In the movies of my adolescence, Esther Williams smiled through the hateful element, using it to display her rotating body, but other movies, glorifying our wartime navy, showed sinking ships and sputtering submarines. One of my nightmares was of being trapped belowdecks and needing to force myself through adamant darkness toward air and light. My lungs felt flooded at the thought; my hydrophobia extended to a fear of choking, of breathlessness. Life seemed a tight passageway, a slippery path between volumes of unbreathable earth and water.

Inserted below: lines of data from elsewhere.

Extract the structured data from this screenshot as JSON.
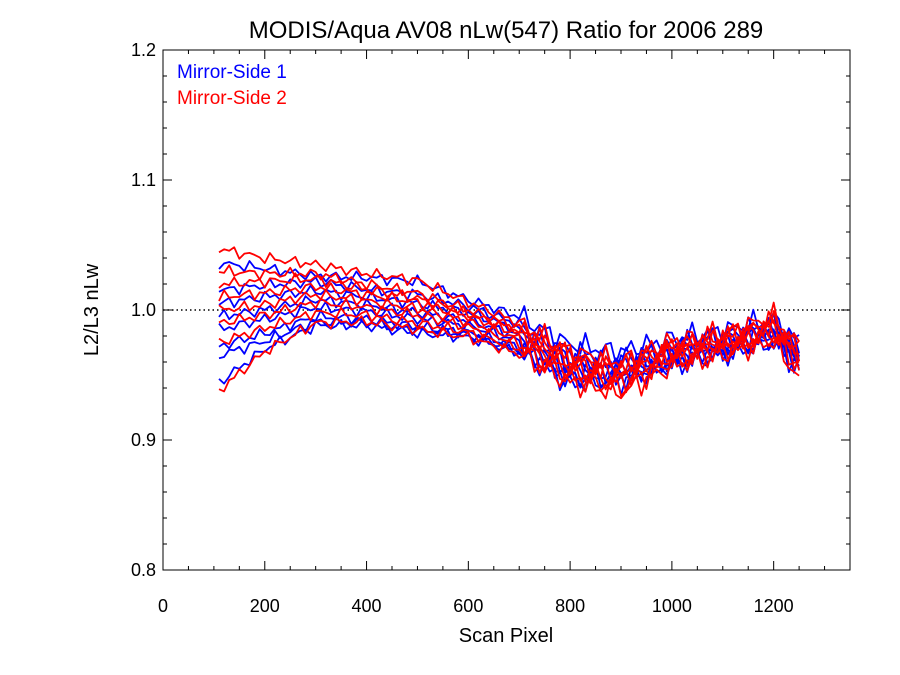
{
  "chart_data": {
    "type": "line",
    "title": "MODIS/Aqua AV08 nLw(547) Ratio for 2006 289",
    "xlabel": "Scan Pixel",
    "ylabel": "L2/L3 nLw",
    "xlim": [
      0,
      1350
    ],
    "ylim": [
      0.8,
      1.2
    ],
    "xticks": [
      0,
      200,
      400,
      600,
      800,
      1000,
      1200
    ],
    "xtick_labels": [
      "0",
      "200",
      "400",
      "600",
      "800",
      "1000",
      "1200"
    ],
    "yticks": [
      0.8,
      0.9,
      1.0,
      1.1,
      1.2
    ],
    "ytick_labels": [
      "0.8",
      "0.9",
      "1.0",
      "1.1",
      "1.2"
    ],
    "reference_line": {
      "y": 1.0,
      "style": "dotted",
      "color": "#000000"
    },
    "legend": {
      "placement": "top-left",
      "entries": [
        {
          "label": "Mirror-Side 1",
          "color": "#0000ff"
        },
        {
          "label": "Mirror-Side 2",
          "color": "#ff0000"
        }
      ]
    },
    "x_range_of_lines": [
      110,
      1250
    ],
    "series": [
      {
        "group": "Mirror-Side 1",
        "color": "#0000ff",
        "x": [
          110,
          200,
          300,
          400,
          500,
          600,
          700,
          800,
          900,
          1000,
          1100,
          1200,
          1250
        ],
        "y": [
          1.036,
          1.032,
          1.026,
          1.025,
          1.022,
          1.008,
          0.995,
          0.973,
          0.968,
          0.978,
          0.984,
          0.993,
          0.975
        ]
      },
      {
        "group": "Mirror-Side 1",
        "color": "#0000ff",
        "x": [
          110,
          200,
          300,
          400,
          500,
          600,
          700,
          800,
          900,
          1000,
          1100,
          1200,
          1250
        ],
        "y": [
          1.015,
          1.019,
          1.022,
          1.016,
          1.012,
          1.003,
          0.989,
          0.968,
          0.962,
          0.972,
          0.98,
          0.99,
          0.97
        ]
      },
      {
        "group": "Mirror-Side 1",
        "color": "#0000ff",
        "x": [
          110,
          200,
          300,
          400,
          500,
          600,
          700,
          800,
          900,
          1000,
          1100,
          1200,
          1250
        ],
        "y": [
          1.005,
          1.01,
          1.015,
          1.01,
          1.005,
          0.998,
          0.985,
          0.962,
          0.958,
          0.969,
          0.977,
          0.986,
          0.968
        ]
      },
      {
        "group": "Mirror-Side 1",
        "color": "#0000ff",
        "x": [
          110,
          200,
          300,
          400,
          500,
          600,
          700,
          800,
          900,
          1000,
          1100,
          1200,
          1250
        ],
        "y": [
          0.995,
          1.0,
          1.008,
          1.004,
          0.998,
          0.992,
          0.98,
          0.958,
          0.955,
          0.966,
          0.974,
          0.983,
          0.965
        ]
      },
      {
        "group": "Mirror-Side 1",
        "color": "#0000ff",
        "x": [
          110,
          200,
          300,
          400,
          500,
          600,
          700,
          800,
          900,
          1000,
          1100,
          1200,
          1250
        ],
        "y": [
          0.985,
          0.993,
          1.002,
          0.999,
          0.993,
          0.988,
          0.976,
          0.953,
          0.952,
          0.963,
          0.971,
          0.98,
          0.962
        ]
      },
      {
        "group": "Mirror-Side 1",
        "color": "#0000ff",
        "x": [
          110,
          200,
          300,
          400,
          500,
          600,
          700,
          800,
          900,
          1000,
          1100,
          1200,
          1250
        ],
        "y": [
          0.972,
          0.982,
          0.995,
          0.993,
          0.987,
          0.983,
          0.971,
          0.947,
          0.948,
          0.96,
          0.968,
          0.978,
          0.958
        ]
      },
      {
        "group": "Mirror-Side 1",
        "color": "#0000ff",
        "x": [
          110,
          200,
          300,
          400,
          500,
          600,
          700,
          800,
          900,
          1000,
          1100,
          1200,
          1250
        ],
        "y": [
          0.944,
          0.97,
          0.988,
          0.988,
          0.982,
          0.979,
          0.967,
          0.943,
          0.945,
          0.957,
          0.966,
          0.975,
          0.955
        ]
      },
      {
        "group": "Mirror-Side 1",
        "color": "#0000ff",
        "x": [
          110,
          200,
          300,
          400,
          500,
          600,
          700,
          800,
          900,
          1000,
          1100,
          1200,
          1250
        ],
        "y": [
          0.965,
          0.976,
          0.991,
          0.99,
          0.985,
          0.981,
          0.969,
          0.95,
          0.95,
          0.962,
          0.97,
          0.981,
          0.961
        ]
      },
      {
        "group": "Mirror-Side 2",
        "color": "#ff0000",
        "x": [
          110,
          200,
          300,
          400,
          500,
          600,
          700,
          800,
          900,
          1000,
          1100,
          1200,
          1250
        ],
        "y": [
          1.047,
          1.04,
          1.035,
          1.028,
          1.023,
          1.006,
          0.99,
          0.968,
          0.96,
          0.976,
          0.982,
          0.995,
          0.972
        ]
      },
      {
        "group": "Mirror-Side 2",
        "color": "#ff0000",
        "x": [
          110,
          200,
          300,
          400,
          500,
          600,
          700,
          800,
          900,
          1000,
          1100,
          1200,
          1250
        ],
        "y": [
          1.03,
          1.028,
          1.028,
          1.02,
          1.013,
          1.0,
          0.986,
          0.964,
          0.956,
          0.972,
          0.979,
          0.991,
          0.968
        ]
      },
      {
        "group": "Mirror-Side 2",
        "color": "#ff0000",
        "x": [
          110,
          200,
          300,
          400,
          500,
          600,
          700,
          800,
          900,
          1000,
          1100,
          1200,
          1250
        ],
        "y": [
          1.01,
          1.013,
          1.018,
          1.012,
          1.006,
          0.995,
          0.982,
          0.96,
          0.952,
          0.969,
          0.976,
          0.988,
          0.966
        ]
      },
      {
        "group": "Mirror-Side 2",
        "color": "#ff0000",
        "x": [
          110,
          200,
          300,
          400,
          500,
          600,
          700,
          800,
          900,
          1000,
          1100,
          1200,
          1250
        ],
        "y": [
          1.0,
          1.004,
          1.012,
          1.007,
          1.001,
          0.991,
          0.978,
          0.956,
          0.948,
          0.966,
          0.974,
          0.985,
          0.963
        ]
      },
      {
        "group": "Mirror-Side 2",
        "color": "#ff0000",
        "x": [
          110,
          200,
          300,
          400,
          500,
          600,
          700,
          800,
          900,
          1000,
          1100,
          1200,
          1250
        ],
        "y": [
          0.99,
          0.996,
          1.006,
          1.002,
          0.996,
          0.987,
          0.974,
          0.952,
          0.944,
          0.963,
          0.971,
          0.982,
          0.96
        ]
      },
      {
        "group": "Mirror-Side 2",
        "color": "#ff0000",
        "x": [
          110,
          200,
          300,
          400,
          500,
          600,
          700,
          800,
          900,
          1000,
          1100,
          1200,
          1250
        ],
        "y": [
          0.975,
          0.986,
          0.998,
          0.996,
          0.99,
          0.983,
          0.97,
          0.948,
          0.94,
          0.96,
          0.968,
          0.979,
          0.957
        ]
      },
      {
        "group": "Mirror-Side 2",
        "color": "#ff0000",
        "x": [
          110,
          200,
          300,
          400,
          500,
          600,
          700,
          800,
          900,
          1000,
          1100,
          1200,
          1250
        ],
        "y": [
          0.938,
          0.968,
          0.99,
          0.991,
          0.985,
          0.979,
          0.966,
          0.944,
          0.936,
          0.957,
          0.966,
          0.976,
          0.947
        ]
      },
      {
        "group": "Mirror-Side 2",
        "color": "#ff0000",
        "x": [
          110,
          200,
          300,
          400,
          500,
          600,
          700,
          800,
          900,
          1000,
          1100,
          1200,
          1250
        ],
        "y": [
          1.02,
          1.022,
          1.024,
          1.016,
          1.009,
          0.997,
          0.984,
          0.962,
          0.954,
          0.97,
          0.977,
          0.99,
          0.967
        ]
      }
    ]
  }
}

And yet, graduating from college, I took the Coronia to England, and contemplated the ocean calmly from the height of the deck, and slept behind a sealed porthole. Adulthood strives to right the imbalance of childhood, and to soothe its terrors. My fear of water eased as, in my mid-twenties, I moved with my wife and children to a seaside town. Paternity itself, with its vicarious dip into the amniotic fluids, made me braver, and the salty buoyance and the shoreward push of seawater were marked improvements over perilously thin fresh water. We bought a house by a saltwater creek in the marshes, and that was better yet; I plunged into our private piece of creek as if I were one with the grasses, the muddy banks, the drifting current, the overhead vapory clouds—one with the water, my body mostly water. By middle age I had learned to swim and take pleasure in it, but still tended to float on my back, and to keep my face averted from the murky, suffocating depths beneath me.